I’ve never been a great fan of the term learning style. Very few people do anything with much style and there is nothing particularly stylish about choosing to experience something rather than read about it. If you prefer to learn by reading, then that might be because the skills or knowledge you seek are best imbibed that way. Clearly you cannot learn how to play the guitar without plucking at strings, nor can you successfully jitterbug without getting onto your feet. So it seems to me that saying that you choose practical, or experiential, or conceptual learning means that you have a preference for practical, or experiential, or conceptual skills. That doesn’t get us very far.
When I was doing the MBA, we occasionally had participants on specific modules who applied that module’s discipline for a living – they were marketers, or accountants, or whatever. Sometimes they would take issue with what was being presented. Indeed, I remember once taking great pleasure in (so I thought) tearing apart a branding case study. It’s important to keep one’s critical faculties alive and ready. But I can’t help feel that as our communities become more and more polarised that we need to keep alive the idea of education and learning as the chance to turn those critical faculties inwards.
Learning gives us the chance to open our minds, question our core beliefs and principles, and to listen to different voices, experiences and points of view. To take another MBA model, Lewin encourages us to unfreeze-change-freeze. To truly learn, we need to consider the possibility that we were previously wrong.
I mention this because ‘learning’ often crops us in business or political circles. We want to learn what went well in this or that project. The Labour Party want, for example, to learn why it lost the last election. But learning in this context is often a bogus activity, or at least is no more than analysis. And the problem here is that analysis uses our existing lenses. To take the Labour Party example, Ken Livingstone (on the left of the party) will draw different conclusions than Liz Kendall (on the right of the party).
Last week, President Obama called for a slightly enhanced level of gun control in the US. For many of his opponents, this is evidence that he wants to take their guns. Previous evidence suggests that the modest call from the President will actually lead to an increase in gun sales as paranoid owners stock up in advance of a gun cull that will never come. Similarly, you can read heaps of online articles underneath which plenty of commentators will not bother to engage with the subject, the writer, or each other.
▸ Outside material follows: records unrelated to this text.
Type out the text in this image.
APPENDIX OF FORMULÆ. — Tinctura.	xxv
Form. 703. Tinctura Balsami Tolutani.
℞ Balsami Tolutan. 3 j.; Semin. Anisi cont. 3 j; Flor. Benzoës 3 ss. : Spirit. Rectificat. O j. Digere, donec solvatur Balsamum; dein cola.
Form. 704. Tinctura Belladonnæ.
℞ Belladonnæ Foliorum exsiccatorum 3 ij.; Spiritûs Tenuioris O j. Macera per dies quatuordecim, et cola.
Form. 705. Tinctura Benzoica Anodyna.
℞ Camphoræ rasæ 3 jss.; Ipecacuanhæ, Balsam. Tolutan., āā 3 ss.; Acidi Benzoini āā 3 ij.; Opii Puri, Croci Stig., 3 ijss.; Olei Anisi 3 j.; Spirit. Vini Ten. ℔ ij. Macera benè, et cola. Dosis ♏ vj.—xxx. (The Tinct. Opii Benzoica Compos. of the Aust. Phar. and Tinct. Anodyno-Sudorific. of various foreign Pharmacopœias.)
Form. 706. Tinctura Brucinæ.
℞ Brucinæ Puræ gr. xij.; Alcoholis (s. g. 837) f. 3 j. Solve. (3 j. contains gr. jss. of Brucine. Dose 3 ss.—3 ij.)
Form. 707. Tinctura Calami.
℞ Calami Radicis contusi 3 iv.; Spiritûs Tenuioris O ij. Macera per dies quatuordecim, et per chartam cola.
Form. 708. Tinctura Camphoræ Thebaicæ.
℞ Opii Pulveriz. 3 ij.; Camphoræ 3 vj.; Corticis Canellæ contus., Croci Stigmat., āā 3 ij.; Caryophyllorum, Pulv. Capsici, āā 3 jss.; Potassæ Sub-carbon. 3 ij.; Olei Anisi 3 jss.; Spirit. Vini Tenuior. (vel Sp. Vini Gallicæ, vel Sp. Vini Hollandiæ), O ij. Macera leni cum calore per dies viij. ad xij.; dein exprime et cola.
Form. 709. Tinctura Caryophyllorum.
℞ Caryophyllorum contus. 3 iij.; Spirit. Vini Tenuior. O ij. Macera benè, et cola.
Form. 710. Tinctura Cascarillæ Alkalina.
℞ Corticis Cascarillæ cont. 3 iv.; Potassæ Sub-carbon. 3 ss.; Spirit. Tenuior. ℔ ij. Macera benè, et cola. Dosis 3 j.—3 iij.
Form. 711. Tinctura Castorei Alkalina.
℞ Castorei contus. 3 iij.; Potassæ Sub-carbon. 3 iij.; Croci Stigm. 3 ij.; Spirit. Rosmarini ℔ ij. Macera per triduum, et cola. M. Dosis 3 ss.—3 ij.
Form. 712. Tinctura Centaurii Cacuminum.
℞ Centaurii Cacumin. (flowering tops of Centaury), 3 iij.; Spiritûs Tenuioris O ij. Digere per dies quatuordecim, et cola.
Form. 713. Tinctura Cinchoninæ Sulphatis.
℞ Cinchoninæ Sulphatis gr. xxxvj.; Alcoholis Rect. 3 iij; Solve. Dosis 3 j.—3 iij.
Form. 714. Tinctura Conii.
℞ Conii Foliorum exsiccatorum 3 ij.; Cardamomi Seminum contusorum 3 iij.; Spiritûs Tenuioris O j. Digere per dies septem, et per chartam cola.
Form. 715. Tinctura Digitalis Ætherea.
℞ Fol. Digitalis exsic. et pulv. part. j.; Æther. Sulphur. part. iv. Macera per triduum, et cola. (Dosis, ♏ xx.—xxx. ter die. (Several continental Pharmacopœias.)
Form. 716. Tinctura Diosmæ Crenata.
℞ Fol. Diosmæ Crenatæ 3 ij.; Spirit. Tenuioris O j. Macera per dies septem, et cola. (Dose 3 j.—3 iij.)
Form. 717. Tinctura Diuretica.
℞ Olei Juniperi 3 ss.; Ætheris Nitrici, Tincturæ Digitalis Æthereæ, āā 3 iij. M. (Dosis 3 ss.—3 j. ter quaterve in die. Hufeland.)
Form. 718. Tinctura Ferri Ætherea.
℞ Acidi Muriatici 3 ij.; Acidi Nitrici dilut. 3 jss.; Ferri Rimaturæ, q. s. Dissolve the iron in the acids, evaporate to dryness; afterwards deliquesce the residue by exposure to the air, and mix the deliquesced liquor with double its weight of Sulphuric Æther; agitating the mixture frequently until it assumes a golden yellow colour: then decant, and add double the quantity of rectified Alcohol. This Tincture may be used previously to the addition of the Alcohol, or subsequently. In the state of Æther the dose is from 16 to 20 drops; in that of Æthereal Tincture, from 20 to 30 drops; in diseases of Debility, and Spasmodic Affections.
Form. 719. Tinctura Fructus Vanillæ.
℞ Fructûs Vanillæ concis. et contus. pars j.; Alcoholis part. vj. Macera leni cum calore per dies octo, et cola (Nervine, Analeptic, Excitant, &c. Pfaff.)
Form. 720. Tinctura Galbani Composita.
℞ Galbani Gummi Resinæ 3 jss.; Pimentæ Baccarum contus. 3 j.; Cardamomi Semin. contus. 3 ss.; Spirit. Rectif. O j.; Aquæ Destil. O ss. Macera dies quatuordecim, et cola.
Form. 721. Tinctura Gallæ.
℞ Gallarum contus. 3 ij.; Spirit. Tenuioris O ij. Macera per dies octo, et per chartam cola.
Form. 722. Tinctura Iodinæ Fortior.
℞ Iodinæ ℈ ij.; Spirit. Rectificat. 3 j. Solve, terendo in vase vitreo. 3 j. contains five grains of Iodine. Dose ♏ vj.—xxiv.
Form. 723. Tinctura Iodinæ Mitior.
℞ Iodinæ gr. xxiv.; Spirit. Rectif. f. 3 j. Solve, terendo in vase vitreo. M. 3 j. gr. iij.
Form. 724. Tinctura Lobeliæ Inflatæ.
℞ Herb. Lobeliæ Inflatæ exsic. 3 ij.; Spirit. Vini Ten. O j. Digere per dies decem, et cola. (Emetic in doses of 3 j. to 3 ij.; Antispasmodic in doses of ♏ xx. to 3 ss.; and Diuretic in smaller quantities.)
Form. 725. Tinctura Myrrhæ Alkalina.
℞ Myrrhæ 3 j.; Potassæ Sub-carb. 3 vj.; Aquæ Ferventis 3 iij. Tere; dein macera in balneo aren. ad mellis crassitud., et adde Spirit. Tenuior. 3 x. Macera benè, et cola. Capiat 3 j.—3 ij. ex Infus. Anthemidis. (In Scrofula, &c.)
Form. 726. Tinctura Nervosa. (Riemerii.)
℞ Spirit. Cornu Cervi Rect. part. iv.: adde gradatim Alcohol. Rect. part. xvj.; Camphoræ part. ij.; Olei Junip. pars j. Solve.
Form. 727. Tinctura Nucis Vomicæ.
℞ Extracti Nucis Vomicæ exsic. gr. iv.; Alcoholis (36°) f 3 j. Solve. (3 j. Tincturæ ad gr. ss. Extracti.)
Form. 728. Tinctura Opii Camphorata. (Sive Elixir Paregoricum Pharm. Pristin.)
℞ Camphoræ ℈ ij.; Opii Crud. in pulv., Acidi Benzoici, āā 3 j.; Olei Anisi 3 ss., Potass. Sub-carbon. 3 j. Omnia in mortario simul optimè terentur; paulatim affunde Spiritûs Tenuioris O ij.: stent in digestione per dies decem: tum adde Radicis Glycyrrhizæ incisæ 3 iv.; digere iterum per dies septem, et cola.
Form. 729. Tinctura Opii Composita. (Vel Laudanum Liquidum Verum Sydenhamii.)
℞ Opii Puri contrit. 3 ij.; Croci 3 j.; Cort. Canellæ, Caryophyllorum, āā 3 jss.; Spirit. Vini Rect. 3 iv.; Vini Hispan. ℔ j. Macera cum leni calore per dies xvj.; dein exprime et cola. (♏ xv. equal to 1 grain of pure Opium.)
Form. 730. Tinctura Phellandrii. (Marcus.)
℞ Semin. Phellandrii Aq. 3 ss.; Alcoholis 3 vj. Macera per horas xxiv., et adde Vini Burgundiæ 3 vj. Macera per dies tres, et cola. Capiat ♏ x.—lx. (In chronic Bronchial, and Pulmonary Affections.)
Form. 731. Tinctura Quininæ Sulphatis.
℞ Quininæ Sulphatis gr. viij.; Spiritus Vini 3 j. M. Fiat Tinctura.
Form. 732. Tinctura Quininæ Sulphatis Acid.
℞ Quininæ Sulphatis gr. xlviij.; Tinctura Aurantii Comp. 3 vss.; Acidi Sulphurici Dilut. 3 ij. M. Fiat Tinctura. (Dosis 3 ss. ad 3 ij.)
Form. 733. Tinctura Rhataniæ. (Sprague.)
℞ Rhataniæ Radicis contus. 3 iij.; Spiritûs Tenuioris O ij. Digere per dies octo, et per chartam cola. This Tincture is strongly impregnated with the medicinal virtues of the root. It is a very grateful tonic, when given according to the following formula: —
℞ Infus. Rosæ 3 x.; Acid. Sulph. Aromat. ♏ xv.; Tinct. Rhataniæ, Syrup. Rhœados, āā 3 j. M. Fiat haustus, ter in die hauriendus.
Children are the best learners, but they trust all the data around them. They aren’t yet able to discern good data from bad. Much of what they learn is the ability to judge what is important and what is not. But it is incumbent on us adults to take a child-like stance from time to time and think what if I am wrong? Is there new evidence that undermines my position? Is there something here that challenges my existing thinking? If I watch Fox, do I also read Slate? If I read the Daily Mail, will I also check in at The Guardian?
For in fact there are only two actual styles to learning: one that discards new evidence not to our liking, and one that seeks to synthesise it with what we already know. Closed-loop or open-minded. That’s your learning style choice.
I learn something different from the multiple learning styles, it depends on the type of skills that I seek. I want to believe that most people adopt more than one learning style. You may check my blog for my take on the task. Thanks for sharing your own perspective on the prompt. 🙂
oops…audio and aural are the same think.
I’m sorry but I think this was copied and pasted from the internet. I’m wondering if this is how you feel…and which way do you learn best? I tend to disagree with this. I think there are 7 ways of learning ( audio, visual, physical, aural, verbal, logical, social and solitary) I think there are two ways of thinking: Open or closed minded. Sorry, no harm intended. I’m just curious of which way you learn best? 🙂
Hi Laura. I will admit that the question mark was copied and pasted from the internet (no copyright infringed), but I can assure you the rest is all me. I think the way in which we learn has to relate to the type of skill or knowledge we are learning. So I would take your 7 ways and suggest they are 7 types of skill and all need to be learned in different ways. Personally, I always thought – as a child – that learning was easiest from books, until I needed practical skills like cooking where I learn from physically being at the stove. I think my main point was to suggest that the term ‘learning style’ tells us more about the learner’s skill preferences than their learning preferences. In your own blog post you mention that it’s really important to be an ‘active’ learner and I would agree with that. But an active learner can be visual, physical etc.
I definitely agree. Active learners can be all types except for when I’m falling asleep during a lecture I’m not interested in and am not learning! LOL Thanks so much for your insight! I will follow your blog because I want to LEARN more! 🙂
I tend to agree in one way with you, because if someone is telling me how to do something on a computer, or on the phone, and I don’t have it right in front of me, I am as lost as a goose in tall grass. By the same token, I can’t sit and tell someone how to do something, I have to show them, by doing the same task myself.
Thanks Ann. I like the idea of a goose in the tall grass!